We both lean forward, looking at the blood, trying to interpret what they mean. I see symbols and blood, nothing more. “Umm. This acts like you have three majors and a touch of one?” She shakes her head as if that doesn’t seem right. “Caster and shifter are full gifts? But is your demon even fuller? Vampire is there, but not?” Carmen looks up at me, her eyes fearful, and gives me a weak smile. “Whatever happened, I am sorry.”
“What else does it say?” I am trying to move on from this. Simon and Constantine are treating me like I will implode at any time. I don’t want them picking up anything else they should worry about.
“Clairvoyant, empathic, and telepathic are your main branches that split off from there. Have you been hearing anyone’s thoughts? Seeing visions? Glimpses when touching anything.”
I feel all of their eyes on me. Every part of me is screaming to keep my death and whoever just used Carmen as their puppet a secret, at least for now. “The nurses and the beige lady, their thoughts almost felt like they were talking to me in my head.”

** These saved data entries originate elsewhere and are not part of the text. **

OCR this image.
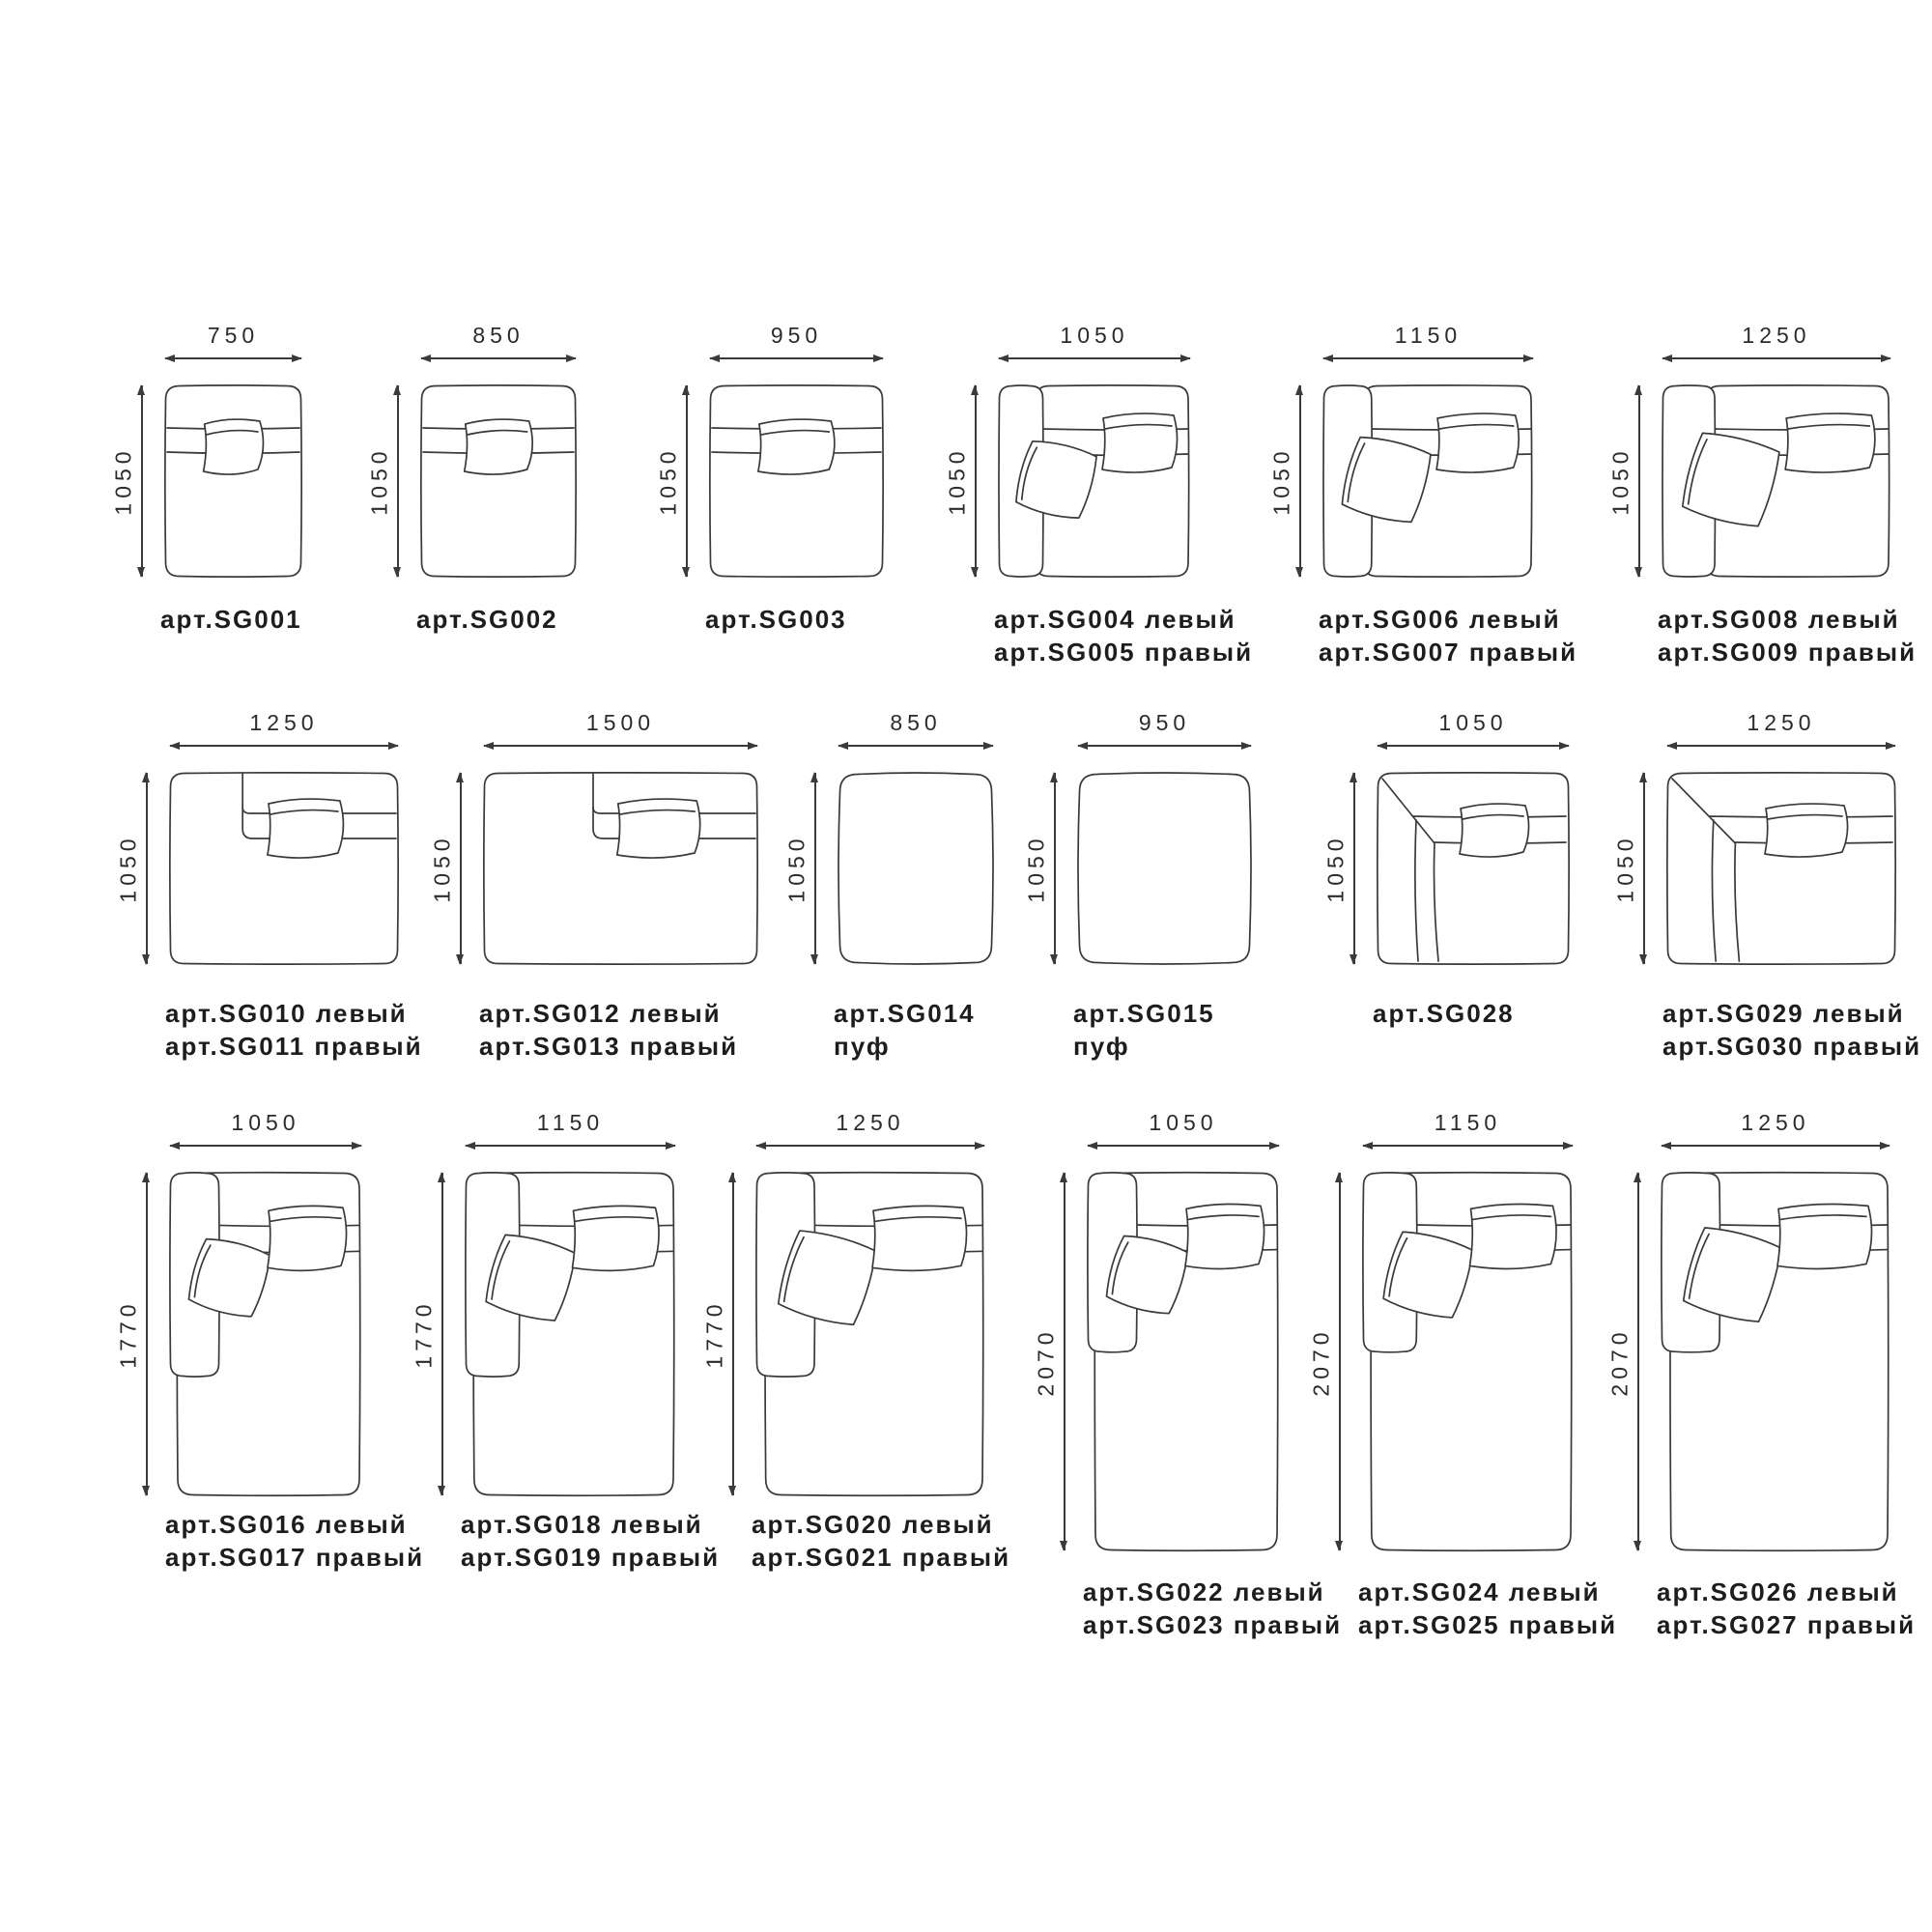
750
1050
арт.SG001
850
1050
арт.SG002
950
1050
арт.SG003
1050
1050
арт.SG004 левый
арт.SG005 правый
1150
1050
арт.SG006 левый
арт.SG007 правый
1250
1050
арт.SG008 левый
арт.SG009 правый
1250
1050
арт.SG010 левый
арт.SG011 правый
1500
1050
арт.SG012 левый
арт.SG013 правый
850
1050
арт.SG014
пуф
950
1050
арт.SG015
пуф
1050
1050
арт.SG028
1250
1050
арт.SG029 левый
арт.SG030 правый
1050
1770
арт.SG016 левый
арт.SG017 правый
1150
1770
арт.SG018 левый
арт.SG019 правый
1250
1770
арт.SG020 левый
арт.SG021 правый
1050
2070
арт.SG022 левый
арт.SG023 правый
1150
2070
арт.SG024 левый
арт.SG025 правый
1250
2070
арт.SG026 левый
арт.SG027 правый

Simon nods. “Yeah, Lydia was spooked. The weaker the magic is in a person or, the more distracted they are, the easier it is to penetrate someone’s mind. Sometimes, people don’t mean to project them.” He pulls the collar of his shirt to the side, showing a tattoo of some kind. “Most of us have wards in place to prevent. Some refuse, depending on their power levels. Some don’t care.”
My heart slightly feels like it’s sinking. “Yeah, sign me up for those.” The thought of emotionally being on guard all the time sounds exhausting. I am so behind on any part of my powers. Being overtaken my first few days in Black Rose sounds like something will happen. I have a feeling that it will not be a walk in the park.
Constantine nods. “Did you see anything when you touched her?”
“There is something that seems to have wrapped itself around her. I can’t see past it.” She shakes her head. Her hands slightly tremble as she looks down at the tray. “I would like to do other readings sometime. But it's something I need to reflect on.”
Simon looks at Carmen with concern. “Are you okay? Do you need help with getting home?”
She gives him a small smile. “No need to fret over me.” Her gaze moves to mine before smiling sadly again. “I am sorry that I can’t be more help. That took it out of me.” Guilt eats at me, but my intuition screams to keep it quiet. It doesn’t seem like something we should share. My shadows and I agree with that, at least.
With a nod, I watch her leave. Simon walks her out, and I am left with Constantine. “What’s next?”